Before you start something new, what is the first thing that you do?
Most people take an inventory; what are the things they have and what are the things they will need. What are the things that are likely to change over the course of “this activity” and how to prepare for it.
For example, before you decide to start working out to become fit, you will probably do the following things-
- Take a picture of yourself.
- Check your weight, height, waist size, etc.
- Take a look at the number of calories you are eating.
- Assess the amount of physical activity you already do.
How does this help you in your endevour? This helps you assess the change/improvement you will have achieved over the course of your workout, 1 month from now. It also helps you keep targets for yourself.
That is exactly what baseline data is, for a development project.
Why is baseline data collected?
Baseline data is collected to serve two purposes in the EIA study. First, it helps us understand the current conditions of the area, and how the project needs to be implemented considering these conditions. Second, and most importantly, it helps us assess and predict the possible environmental changes that could occur, once the project is underway.
Baseline data is the data collected about various factors of the project study. This includes-
- Physical- the area, the soil properties, the geological characteristics, the topography, watershed properties, etc.
- Chemical- water, air, noise and soil pollution levels, etc.
- Biological- the biodiversity of the area, types of flora and fauna, species richness, species distribution, types of ecosystems, presence or absence of endangered species and/or sensitive ecosystems etc.
- Socioeconomic- demography, social structure, economic conditions, developmental capabilities, displacement of locals, etc.
- Cultural- location and state of archaeological and/or religious sites.
How is this collected?
There are two broad ways in which such data can be collected. You can collect it yourself; go the field, take readings and measurements and samples, analyse what you obtain and present that data. This is called primary collection.
Or, you could take this data from secondary sources; there must have been scientific studies carried out in that area with regards to the ecology, the environmental factors like water, soil etc. You could also consult public records and photographs taken in the past. You can then customize this data for your developmental project. This method is called secondary method.
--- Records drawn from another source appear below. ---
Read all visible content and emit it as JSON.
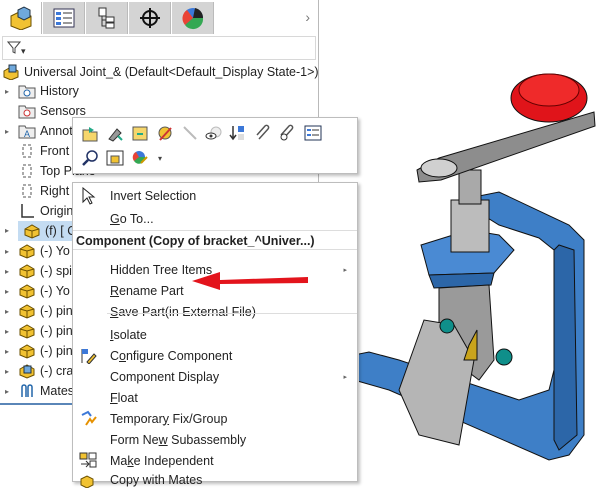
{
  "tabs": [
    {
      "name": "feature-manager"
    },
    {
      "name": "property-manager"
    },
    {
      "name": "configuration-manager"
    },
    {
      "name": "dimxpert-manager"
    },
    {
      "name": "display-manager"
    }
  ],
  "filter": {
    "icon": "funnel-icon",
    "symbol": "▾"
  },
  "tree": {
    "root": "Universal Joint_&  (Default<Default_Display State-1>)",
    "items": [
      {
        "label": "History",
        "icon": "folder-history-icon",
        "expand": true
      },
      {
        "label": "Sensors",
        "icon": "folder-sensors-icon",
        "expand": false
      },
      {
        "label": "Annot",
        "icon": "folder-annotations-icon",
        "expand": true
      },
      {
        "label": "Front",
        "icon": "plane-icon",
        "expand": false
      },
      {
        "label": "Top Plane",
        "icon": "plane-icon",
        "expand": false
      },
      {
        "label": "Right",
        "icon": "plane-icon",
        "expand": false
      },
      {
        "label": "Origin",
        "icon": "origin-icon",
        "expand": false
      },
      {
        "label": "(f) [ C",
        "icon": "component-icon",
        "expand": true,
        "selected": true
      },
      {
        "label": "(-) Yo",
        "icon": "component-icon",
        "expand": true
      },
      {
        "label": "(-) spi",
        "icon": "component-icon",
        "expand": true
      },
      {
        "label": "(-) Yo",
        "icon": "component-icon",
        "expand": true
      },
      {
        "label": "(-) pin",
        "icon": "component-icon",
        "expand": true
      },
      {
        "label": "(-) pin",
        "icon": "component-icon",
        "expand": true
      },
      {
        "label": "(-) pin",
        "icon": "component-icon",
        "expand": true
      },
      {
        "label": "(-) cra",
        "icon": "subassembly-icon",
        "expand": true
      },
      {
        "label": "Mates",
        "icon": "mates-icon",
        "expand": true
      }
    ]
  },
  "menu": {
    "top": [
      {
        "label": "Invert Selection"
      },
      {
        "pre": "",
        "u": "G",
        "post": "o To..."
      }
    ],
    "header": "Component (Copy of bracket_^Univer...)",
    "items": [
      {
        "pre": "Hidden Tree Items",
        "u": "",
        "post": "",
        "submenu": true
      },
      {
        "pre": "",
        "u": "R",
        "post": "ename Part"
      },
      {
        "pre": "",
        "u": "S",
        "post": "ave Part(in External File)"
      },
      {
        "pre": "",
        "u": "I",
        "post": "solate"
      },
      {
        "pre": "C",
        "u": "o",
        "post": "nfigure Component",
        "icon": "configure-icon"
      },
      {
        "pre": "Component Display",
        "u": "",
        "post": "",
        "submenu": true
      },
      {
        "pre": "",
        "u": "F",
        "post": "loat"
      },
      {
        "pre": "Temporar",
        "u": "y",
        "post": " Fix/Group",
        "icon": "fix-group-icon"
      },
      {
        "pre": "Form Ne",
        "u": "w",
        "post": " Subassembly"
      },
      {
        "pre": "Ma",
        "u": "k",
        "post": "e Independent",
        "icon": "make-independent-icon"
      },
      {
        "pre": "Copy with Mates",
        "u": "",
        "post": "",
        "icon": "copy-mates-icon"
      }
    ],
    "submenu_arrow": "▸"
  },
  "colors": {
    "accent": "#e3141c",
    "selection": "#c4dcf2",
    "bracket": "#3f7fc8",
    "knob": "#e0141a"
  }
}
Once this data is collected, the data is used to predict how these parameters will change once the project is underway. Usually, this process is referred to as impact identification. This process occurs during the scoping stage of EIA; running parallel to the preparation of the Terms of Reference. It is important to note that at this stage, the focus is NOT on quantitative or qualitative assessment of the impacts. However, subjective opinion of the extent and significance of impact is given by the experts.
This is done using many methods. The most common methods used all over the world are checklists, matrices (Leopold or Component Interaction Matrix), networks etc. I will explain these in future blogs.
Once all this is done, we present the baseline data along with the identification of impacts to the public as well as regulatory authorities. The representation of this data is important; boring paragraphs of figures will not help anyone’s moods. The data needs to be represented in the form of graphs, pie charts, tables, etc. In case of biological data, the representation needs to be short and precise.
This is extremely important. The public doesn’t understand science the way the scientists who conducted the study do. The project proponents, frankly, do not care. They want to start with the project as fast as possible. Both these parties (arguably the most important) have little patience with elaborate scientific data. By describing the baseline data attractively and concisely, you can help these two stakeholders understand and care about what is going on. More importantly, it will justify the extra time taken for the project to be accomplished, as well as the alternative methods to accomplish it, to the project proponents. It makes sure the environment is not brushed aside at the cost of speed.
Baseline data can be a big problem as well…
Unfortunately, the environment doesn’t understand that the project has deadlines to meet. Assessing the environment, therefore, takes much longer than what the stakeholders like. For example, if you are assessing the biomass of the study area, it will change with season. For a comprehensive baseline study, you need to incorporate all the variations. This means the study is going to take longer than a year. With this, costs also increase.
One alternative for this to look at only the most important environmental parameters and assess their data. The downside is that, we cannot assess all the parameters and some years down the line, this WILL create environmental problems.
Another alternative will be pro activeness. If the government can delineate possible areas in the country where such projects are expected to occur, preliminary studies can be started even before a project is proposed. So when a project comes to the table, much of the data is already available.
Baseline data ensures that we can assess and prevent environmental degradation due to a developmental project. It’s importance should not be undermined or compromised.